Playbook
Tasteful Skills
“Tasteful Skills” argues that the best agent skills are not documentation or best-practice lists.
Notion turned standup prep into an agent job — Ryan Nystrom built a custom Notion AI agent that runs daily at 9:00 a.m., scans the last 24 hours of Slack, merged PRs, closed tasks, Honeycomb metrics, and yesterday’s meeting, then generates a detailed pre-read so the team can spend standup on decisions instead of dead-eyed status updates.
The payoff is small in minutes but huge in cognitive load — Ryan says the automation may only save ~20 minutes a day, but more importantly it removes the soul-sucking context switching of hunting through updates and formatting them for different audiences.
Background coding agents let him ship fixes from a Notion task comment — using an internal system called “Boxy,” Ryan can mention Codex on a task, send a few sentences plus a screenshot, and get back a PR, preview URL, test notes, and even UI verification screenshots in about 20 minutes.
Spec-driven development is the real workflow shift, not just AI autocomplete — for a major Notion AI rewrite, Ryan started with an empty markdown spec, dictated ideas into Whisper, had Codex turn that into a structured spec, then pointed Codex at the spec and effectively one-shotted the implementation.
The spec becomes the source of truth in version control — instead of treating docs as disposable pre-work, Ryan keeps detailed markdown specs in the repo, updates the spec when behavior changes, and relies on explicit verification steps so agents can build and test against plain-English requirements.

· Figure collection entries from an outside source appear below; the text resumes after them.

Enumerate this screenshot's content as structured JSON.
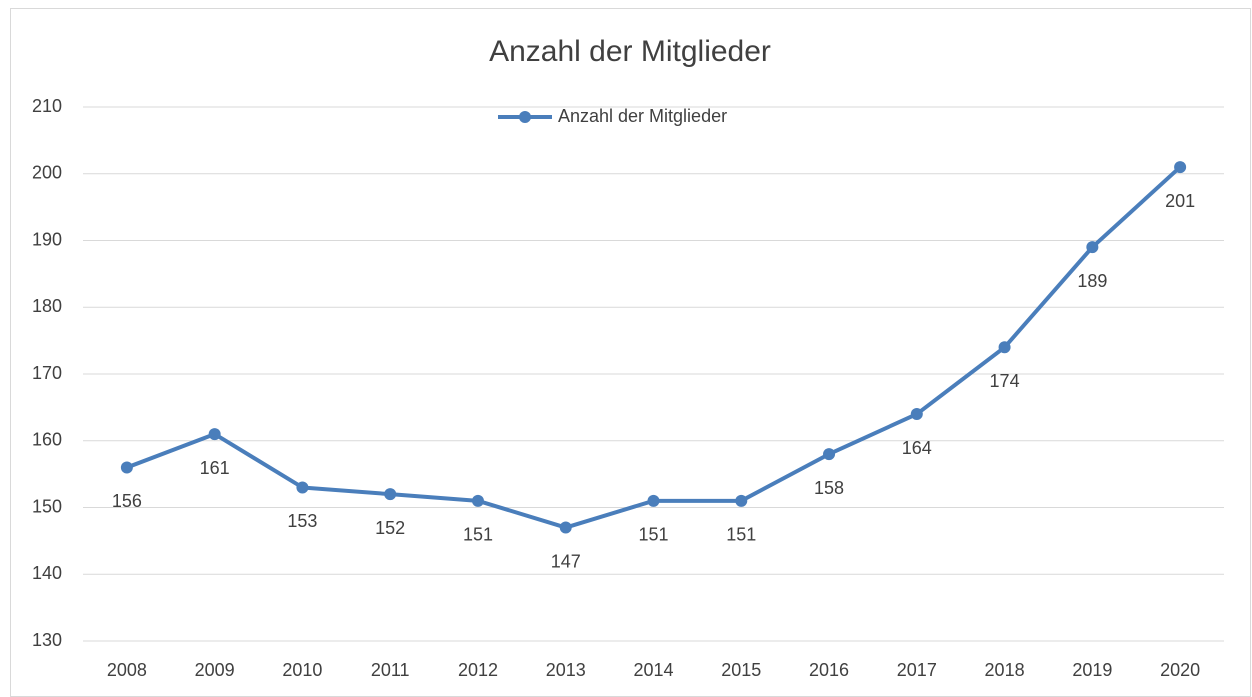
{
  "chart_data": {
    "type": "line",
    "title": "Anzahl der Mitglieder",
    "categories": [
      "2008",
      "2009",
      "2010",
      "2011",
      "2012",
      "2013",
      "2014",
      "2015",
      "2016",
      "2017",
      "2018",
      "2019",
      "2020"
    ],
    "series": [
      {
        "name": "Anzahl der Mitglieder",
        "color": "#4a7ebb",
        "values": [
          156,
          161,
          153,
          152,
          151,
          147,
          151,
          151,
          158,
          164,
          174,
          189,
          201
        ]
      }
    ],
    "ylim": [
      130,
      210
    ],
    "yticks": [
      130,
      140,
      150,
      160,
      170,
      180,
      190,
      200,
      210
    ],
    "grid": true,
    "legend": "top",
    "data_labels": true
  }
}
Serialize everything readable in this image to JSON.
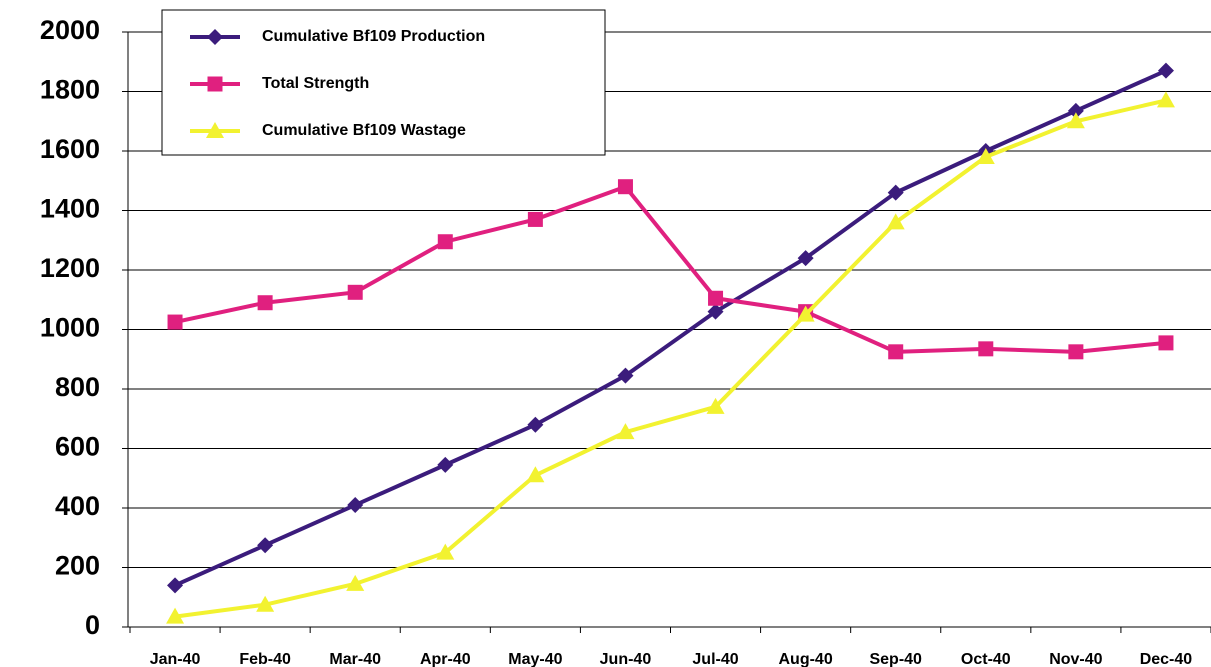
{
  "chart_data": {
    "type": "line",
    "categories": [
      "Jan-40",
      "Feb-40",
      "Mar-40",
      "Apr-40",
      "May-40",
      "Jun-40",
      "Jul-40",
      "Aug-40",
      "Sep-40",
      "Oct-40",
      "Nov-40",
      "Dec-40"
    ],
    "series": [
      {
        "name": "Cumulative Bf109 Production",
        "color": "#3b1c7c",
        "marker": "diamond",
        "values": [
          140,
          275,
          410,
          545,
          680,
          845,
          1060,
          1240,
          1460,
          1600,
          1735,
          1870
        ]
      },
      {
        "name": "Total Strength",
        "color": "#e0207f",
        "marker": "square",
        "values": [
          1025,
          1090,
          1125,
          1295,
          1370,
          1480,
          1105,
          1060,
          925,
          935,
          925,
          955
        ]
      },
      {
        "name": "Cumulative Bf109 Wastage",
        "color": "#f2f230",
        "marker": "triangle",
        "values": [
          35,
          75,
          145,
          250,
          510,
          655,
          740,
          1050,
          1360,
          1580,
          1700,
          1770
        ]
      }
    ],
    "ylim": [
      0,
      2000
    ],
    "yticks": [
      0,
      200,
      400,
      600,
      800,
      1000,
      1200,
      1400,
      1600,
      1800,
      2000
    ],
    "grid": true,
    "legend": "top-left"
  }
}
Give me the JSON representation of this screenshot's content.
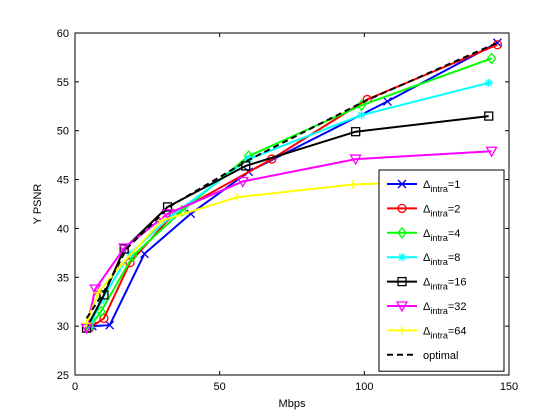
{
  "chart_data": {
    "type": "line",
    "title": "",
    "xlabel": "Mbps",
    "ylabel": "Y PSNR",
    "xlim": [
      0,
      150
    ],
    "ylim": [
      25,
      60
    ],
    "xticks": [
      0,
      50,
      100,
      150
    ],
    "yticks": [
      25,
      30,
      35,
      40,
      45,
      50,
      55,
      60
    ],
    "grid": false,
    "legend_position": "bottom-right",
    "series": [
      {
        "name": "Δintra=1",
        "sub": "intra",
        "base": "Δ",
        "suffix": "=1",
        "color": "#0000ff",
        "marker": "x",
        "dashed": false,
        "points": [
          [
            6,
            30.0
          ],
          [
            12,
            30.1
          ],
          [
            24,
            37.4
          ],
          [
            40,
            41.5
          ],
          [
            60,
            45.8
          ],
          [
            108,
            53.0
          ],
          [
            146,
            59.0
          ]
        ]
      },
      {
        "name": "Δintra=2",
        "sub": "intra",
        "base": "Δ",
        "suffix": "=2",
        "color": "#ff0000",
        "marker": "circle",
        "dashed": false,
        "points": [
          [
            5,
            29.8
          ],
          [
            10,
            30.8
          ],
          [
            19,
            36.5
          ],
          [
            34,
            41.5
          ],
          [
            68,
            47.1
          ],
          [
            101,
            53.2
          ],
          [
            146,
            58.8
          ]
        ]
      },
      {
        "name": "Δintra=4",
        "sub": "intra",
        "base": "Δ",
        "suffix": "=4",
        "color": "#00ff00",
        "marker": "diamond",
        "dashed": false,
        "points": [
          [
            5,
            29.9
          ],
          [
            9,
            31.5
          ],
          [
            20,
            37.2
          ],
          [
            37,
            41.8
          ],
          [
            60,
            47.4
          ],
          [
            99,
            52.6
          ],
          [
            144,
            57.4
          ]
        ]
      },
      {
        "name": "Δintra=8",
        "sub": "intra",
        "base": "Δ",
        "suffix": "=8",
        "color": "#00ffff",
        "marker": "star",
        "dashed": false,
        "points": [
          [
            5,
            29.9
          ],
          [
            9,
            32.6
          ],
          [
            19,
            37.4
          ],
          [
            33,
            41.2
          ],
          [
            60,
            47.1
          ],
          [
            99,
            51.6
          ],
          [
            143,
            54.9
          ]
        ]
      },
      {
        "name": "Δintra=16",
        "sub": "intra",
        "base": "Δ",
        "suffix": "=16",
        "color": "#000000",
        "marker": "square",
        "dashed": false,
        "points": [
          [
            4,
            29.8
          ],
          [
            10,
            33.2
          ],
          [
            17,
            37.9
          ],
          [
            32,
            42.2
          ],
          [
            59,
            46.4
          ],
          [
            97,
            49.9
          ],
          [
            143,
            51.5
          ]
        ]
      },
      {
        "name": "Δintra=32",
        "sub": "intra",
        "base": "Δ",
        "suffix": "=32",
        "color": "#ff00ff",
        "marker": "triangle-down",
        "dashed": false,
        "points": [
          [
            4,
            29.8
          ],
          [
            7,
            33.8
          ],
          [
            17,
            38.0
          ],
          [
            32,
            41.5
          ],
          [
            58,
            44.8
          ],
          [
            97,
            47.1
          ],
          [
            144,
            47.9
          ]
        ]
      },
      {
        "name": "Δintra=64",
        "sub": "intra",
        "base": "Δ",
        "suffix": "=64",
        "color": "#ffff00",
        "marker": "plus",
        "dashed": false,
        "points": [
          [
            4,
            30.3
          ],
          [
            8,
            33.4
          ],
          [
            16,
            36.3
          ],
          [
            30,
            40.8
          ],
          [
            56,
            43.2
          ],
          [
            96,
            44.5
          ],
          [
            140,
            45.0
          ]
        ]
      },
      {
        "name": "optimal",
        "sub": "",
        "base": "optimal",
        "suffix": "",
        "color": "#000000",
        "marker": "none",
        "dashed": true,
        "points": [
          [
            4,
            30.8
          ],
          [
            10,
            33.5
          ],
          [
            18,
            38.0
          ],
          [
            33,
            42.3
          ],
          [
            60,
            47.0
          ],
          [
            100,
            53.0
          ],
          [
            146,
            59.0
          ]
        ]
      }
    ]
  }
}
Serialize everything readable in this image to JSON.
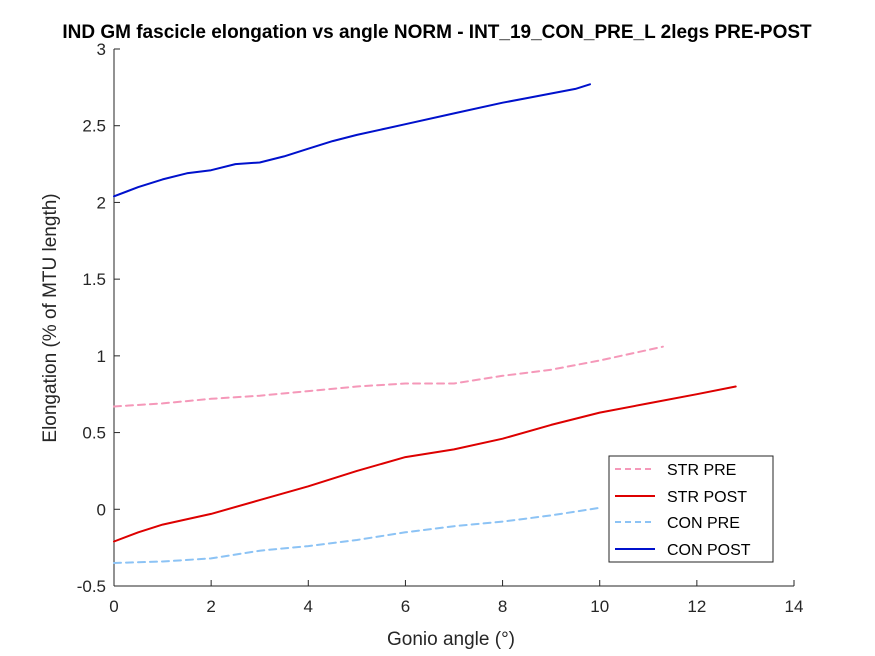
{
  "chart_data": {
    "type": "line",
    "title": "IND GM fascicle elongation vs angle NORM - INT_19_CON_PRE_L 2legs PRE-POST",
    "xlabel": "Gonio angle (°)",
    "ylabel": "Elongation (% of MTU length)",
    "xlim": [
      0,
      14
    ],
    "ylim": [
      -0.5,
      3
    ],
    "xticks": [
      0,
      2,
      4,
      6,
      8,
      10,
      12,
      14
    ],
    "yticks": [
      -0.5,
      0,
      0.5,
      1,
      1.5,
      2,
      2.5,
      3
    ],
    "xtick_labels": [
      "0",
      "2",
      "4",
      "6",
      "8",
      "10",
      "12",
      "14"
    ],
    "ytick_labels": [
      "-0.5",
      "0",
      "0.5",
      "1",
      "1.5",
      "2",
      "2.5",
      "3"
    ],
    "grid": false,
    "legend_position": "bottom-right",
    "series": [
      {
        "name": "STR PRE",
        "color": "#f598b9",
        "dash": true,
        "x": [
          0,
          1,
          2,
          3,
          4,
          5,
          6,
          7,
          8,
          9,
          10,
          11.3
        ],
        "y": [
          0.67,
          0.69,
          0.72,
          0.74,
          0.77,
          0.8,
          0.82,
          0.82,
          0.87,
          0.91,
          0.97,
          1.06
        ]
      },
      {
        "name": "STR POST",
        "color": "#dd0000",
        "dash": false,
        "x": [
          0,
          0.5,
          1,
          2,
          3,
          4,
          5,
          6,
          7,
          8,
          9,
          10,
          11,
          12,
          12.8
        ],
        "y": [
          -0.21,
          -0.15,
          -0.1,
          -0.03,
          0.06,
          0.15,
          0.25,
          0.34,
          0.39,
          0.46,
          0.55,
          0.63,
          0.69,
          0.75,
          0.8
        ]
      },
      {
        "name": "CON PRE",
        "color": "#8cc3f5",
        "dash": true,
        "x": [
          0,
          1,
          2,
          3,
          4,
          5,
          6,
          7,
          8,
          9,
          10
        ],
        "y": [
          -0.35,
          -0.34,
          -0.32,
          -0.27,
          -0.24,
          -0.2,
          -0.15,
          -0.11,
          -0.08,
          -0.04,
          0.01
        ]
      },
      {
        "name": "CON POST",
        "color": "#0011cc",
        "dash": false,
        "x": [
          0,
          0.5,
          1,
          1.5,
          2,
          2.5,
          3,
          3.5,
          4,
          4.5,
          5,
          6,
          7,
          8,
          8.5,
          9,
          9.5,
          9.8
        ],
        "y": [
          2.04,
          2.1,
          2.15,
          2.19,
          2.21,
          2.25,
          2.26,
          2.3,
          2.35,
          2.4,
          2.44,
          2.51,
          2.58,
          2.65,
          2.68,
          2.71,
          2.74,
          2.77
        ]
      }
    ]
  }
}
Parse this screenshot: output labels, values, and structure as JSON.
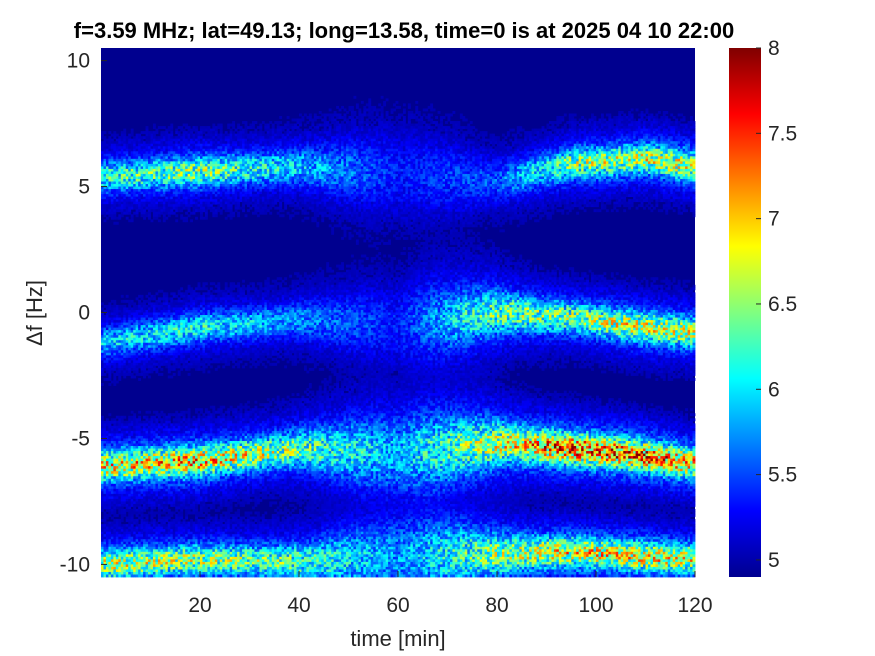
{
  "chart_data": {
    "type": "heatmap",
    "title": "f=3.59 MHz;  lat=49.13; long=13.58, time=0 is at 2025 04 10 22:00",
    "xlabel": "time [min]",
    "ylabel": "Δf [Hz]",
    "xlim": [
      0,
      120
    ],
    "ylim": [
      -10.5,
      10.5
    ],
    "xticks": [
      20,
      40,
      60,
      80,
      100,
      120
    ],
    "yticks": [
      -10,
      -5,
      0,
      5,
      10
    ],
    "clim": [
      4.9,
      8
    ],
    "colorbar_ticks": [
      5,
      5.5,
      6,
      6.5,
      7,
      7.5,
      8
    ],
    "colormap": "jet",
    "background_level": 4.95,
    "bands": [
      {
        "center_freq": [
          5.4,
          5.6,
          5.8,
          5.5,
          5.2,
          5.9,
          6.1,
          5.8
        ],
        "time": [
          0,
          20,
          40,
          60,
          80,
          95,
          110,
          120
        ],
        "peak_level": [
          6.3,
          6.6,
          6.0,
          5.4,
          5.6,
          6.6,
          6.8,
          6.9
        ]
      },
      {
        "center_freq": [
          -1.2,
          -0.6,
          -0.3,
          -0.5,
          0.0,
          -0.2,
          -0.6,
          -0.8
        ],
        "time": [
          0,
          20,
          40,
          60,
          80,
          95,
          110,
          120
        ],
        "peak_level": [
          6.0,
          6.2,
          5.8,
          5.4,
          6.5,
          6.6,
          6.9,
          6.8
        ]
      },
      {
        "center_freq": [
          -6.1,
          -5.9,
          -5.4,
          -5.6,
          -5.2,
          -5.4,
          -5.7,
          -6.0
        ],
        "time": [
          0,
          20,
          40,
          60,
          80,
          95,
          110,
          120
        ],
        "peak_level": [
          7.0,
          7.2,
          6.5,
          5.9,
          6.8,
          7.6,
          7.5,
          7.2
        ]
      },
      {
        "center_freq": [
          -10.0,
          -9.8,
          -9.9,
          -9.7,
          -9.6,
          -9.5,
          -9.7,
          -9.8
        ],
        "time": [
          0,
          20,
          40,
          60,
          80,
          95,
          110,
          120
        ],
        "peak_level": [
          6.8,
          6.7,
          6.4,
          5.8,
          6.6,
          7.0,
          7.0,
          6.9
        ]
      }
    ]
  }
}
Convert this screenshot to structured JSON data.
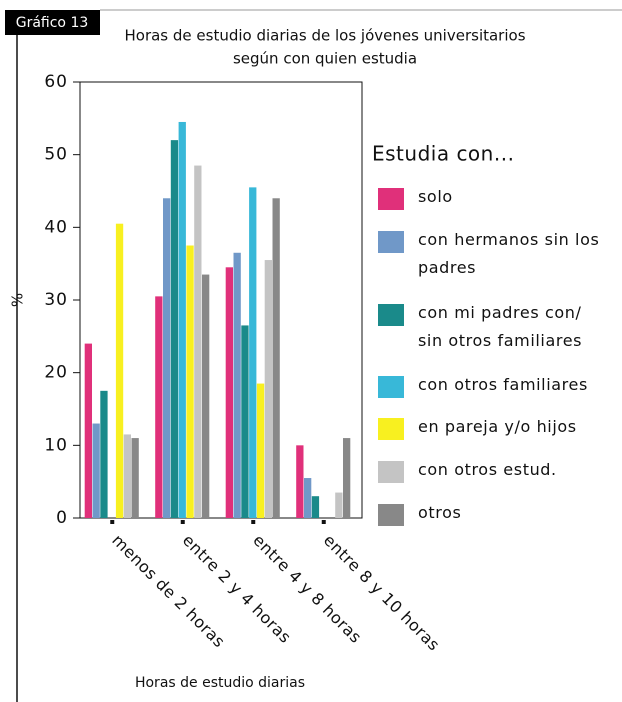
{
  "badge": "Gráfico 13",
  "chart_data": {
    "type": "bar",
    "title": [
      "Horas de estudio diarias de los jóvenes universitarios",
      "según con quien estudia"
    ],
    "x_label": "Horas de estudio diarias",
    "y_label": "%",
    "legend_title": "Estudia con...",
    "categories": [
      "menos de 2 horas",
      "entre 2 y 4 horas",
      "entre 4 y 8 horas",
      "entre 8 y 10 horas"
    ],
    "series": [
      {
        "name": "solo",
        "color": "#e0307a",
        "values": [
          24,
          30.5,
          34.5,
          10
        ]
      },
      {
        "name": "con hermanos sin los padres",
        "color": "#7098c8",
        "values": [
          13,
          44,
          36.5,
          5.5
        ]
      },
      {
        "name": "con mi padres con/ sin otros familiares",
        "color": "#1a8a8a",
        "values": [
          17.5,
          52,
          26.5,
          3
        ]
      },
      {
        "name": "con otros familiares",
        "color": "#38b8d8",
        "values": [
          0,
          54.5,
          45.5,
          0
        ]
      },
      {
        "name": "en pareja y/o hijos",
        "color": "#f8f020",
        "values": [
          40.5,
          37.5,
          18.5,
          0
        ]
      },
      {
        "name": "con otros estud.",
        "color": "#c4c4c4",
        "values": [
          11.5,
          48.5,
          35.5,
          3.5
        ]
      },
      {
        "name": "otros",
        "color": "#888888",
        "values": [
          11,
          33.5,
          44,
          11
        ]
      }
    ],
    "ylim": [
      0,
      60
    ],
    "yticks": [
      0,
      10,
      20,
      30,
      40,
      50,
      60
    ]
  }
}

Fast CI is now an AI scaling constraint, not just an engineering nicety — Ryan argues that slow pipelines were already bad for humans, but with agent workflows they become a hard throughput bottleneck; he says teams like Stripe doing 1,300 agent PRs a week simply can’t operate if CI takes an hour.
Ryan opens by saying AI has completely upended how he works after 20-plus years in software. He’s swapped IDEs, terminals, and tools more in the last year than in the previous decade, but instead of burnout he describes “joy and freshness” — waking up excited to tinker, build, and move faster.
Ryan manages a 6–7 person team working on “Afterburner,” a project to cut Notion’s CI time to a quarter of its current level. To avoid painful round-robin standups, he built a custom Notion AI agent that generates a daily meeting pre-read from Slack, closed tasks, merged PRs, Honeycomb metrics, and the prior meeting transcript, so the team jumps straight into problems, wins, and decisions.
Claire points out that most standups get lighter and less useful over time because nobody wants to prep them and nobody wants to sit through them. Ryan says the new format surfaces real work — like a mock server fix that improved tests by up to 13% — and also democratizes visibility for quieter engineers who might not naturally self-promote in meetings.
A recurring theme is that AI removes “paperwork” rather than the interesting parts of managing. Ryan says he used to hate spending half his time compiling updates and writing reports, and now feels like he’s in a sweet spot: still supporting people, still coding, but no longer buried in administrative sludge.
Ryan shows the actual Notion AI setup: a scheduled 9:00 a.m. run, read-only access to most project systems, edit access only to the meetings database, and instructions to use sub-agents in a map-reduce style. He gives it a strict output template — CI speed, decisions, progress, bugs, risks — and even had the agent help configure its own Honeycomb MCP from a screenshot because, in his words, “too lazy… just take it, figure it out.”
The next demo is a lightweight internal tool called “Boxy,” a fleet of little VMs with Codex or Claude Code installed. Ryan gets a text from a friend asking for “copy link to tab” in a Notion tab block, writes four short sentences plus a screenshot in a task, mentions Codex in the comments, and within roughly 20 minutes gets a PR, preview environment, implementation notes, and screenshots of the agent verifying its own UI work.
Ryan says one of his most useful prompt lines lately is: “I literally don’t know what I’m doing here. Explain it like I’m a 5-year-old.” Especially on CI work, he pushes back hard and asks the model to defend its choices with evidence, because he doesn’t just want reassurance — he wants a cited argument he can trust.
For a Notion AI agent harness rewrite, Ryan didn’t start in the editor at all: he opened an empty markdown doc, dictated thoughts into Whisper, asked Codex to turn the “yapping” into a formal spec, revised it, then told Codex to build from that spec. Because the spec included code pointers and explicit verification steps, the implementation mostly one-shotted, and now that spec file lives in the repo as the plain-English source of truth that other teams can read, agents can execute against, and humans can update over time.
Ryan ends with a blunt point: CI speed was always important, but in an agent world it’s everything. If a run takes an hour, your background agent just spins; if it takes three minutes, both humans and swarms of agents can iterate dramatically faster — which is why he and Claire treat developer experience and CI performance as a prerequisite for getting real value from AI.